Sometimes the Lord does make us feel uneasy with certain things at times. But every time we feel uneasy that doesn't mean it's the Lord communicating to us. Jesus may have felt a little uneasy contemplating bearing the sin of the world while was in the garden of Gethsemene. The sweat like drops of blood is pretty evidence of that. That doesn't mean that what He faced wasn't the will of God.
But some decisions can't be undone. If a young dating couple make a wrong decision and fornicate, they can't unbear a baby produced from the union. Killing the baby wouldn't solve the problem or undo their fornication either. If you make a poor choice in getting married, getting a divorce doesn't set things right, either.
Yes, under duress. Just like the translators were under duress from the King when King James demanded that they translate the Word with a bias against women. It's in the prologue to the 1611 version, if you care to read it.
Do you mean the dedication to the king? What part are you referring to? I can't imagine either the Episcopal or Reformed translators were feminists back then.
If you make ANY agreement under duress, it invalidates the agreement.
I don't see that as a Biblical principle. Swearing and going back on it was one of Zedekiah's sins:
Jeremiah 36
11 Zedekiah was one and twenty years old when he began to reign, and reigned eleven years in Jerusalem.
12 And he did that which was evil in the sight of the Lord his God, and humbled not himself before Jeremiah the prophet speaking from the mouth of the Lord.
13 And he also rebelled against king Nebuchadnezzar, who had made him swear by God: but he stiffened his neck, and hardened his heart from turning unto the Lord God of Israel.
It seems likely that Zedekiah was under duress, in danger of life and limb. He ended up losing his eyes over this.
There is also this passage:
Psalm 15
1 Lord, who may dwell in your sacred tent?
Who may live on your holy mountain?
....
4 who despises a vile person
but honors those who fear the Lord;
who keeps an oath even when it hurts,
and does not change their mind;
But I suspect this wasn't real duress. I suspect no one had a gun to her head at either the wedding or the engagement. Being afraid to say no in front of a crowd is not duress. It doesn't free one from what they said.
I suspect if someone tried to make me marry someone at gunpoint that I really, really didn't want to marry back when I was single, I might still have refused to say I do and taken my chances. My guess is no one held a gun to her head.
Even in arranged marriages, the potential spouses are afforded the opportunity to say no.
That depends. In some cultures and some places they do. India is probably a mixed bag. There are probably plenty of girl's in Pakistan, India, and Afghanistan who aren't asked if they approve, even though many are. And a lot of people from those cultures accept the idea of their parents' involvement in the process.
This young gal was not given that opportunity and likely did not feel strong enough to say no. People are forced into marriages....it does not make the marriage right.

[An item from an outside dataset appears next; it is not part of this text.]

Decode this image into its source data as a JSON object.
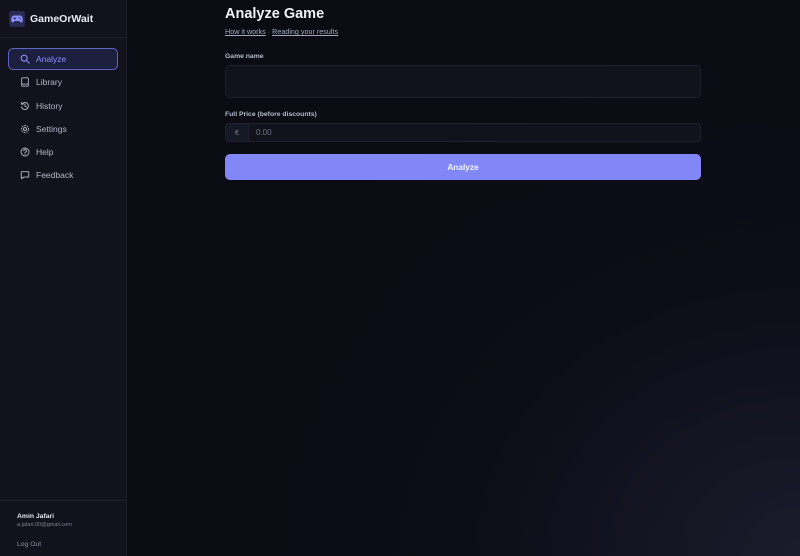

Let's see, if 50 people are at a party from his family and her family, and he asks to marry you, you can say 'no.' You can run out of the room in tears. You can say, "Let me think about it." Or you can say 'yes.'
It was Jewish culture, at least in the time of Christ, for the bride to consent, and Roman as well, at least as far as the Roman ceremony went. The Bible doesn't say bridal consent is required. But the laws could conceivably have been written around that assumption-- just as the divorce law in Deuteronomy 24 was written to curb and limit an unjust practice that was contrary to the creation design.
If you look at what made a marriage valid in the Old Testament, the father, if he were alive, allowing a man to marry his daughter was more of a key element. The father could refuse to give a daughter in marriage to a boyfriend she'd slept with, but he still had to pay the bride price if he took her virginity.
My point is, Biblically, you don't seem to be focusing on something here that the Bible discusses as a sticking point on what makes marriage valid. And you are using a little bit of social pressure is not even the same thing as the type of duress that would invalidate a legal agreement in our legal system.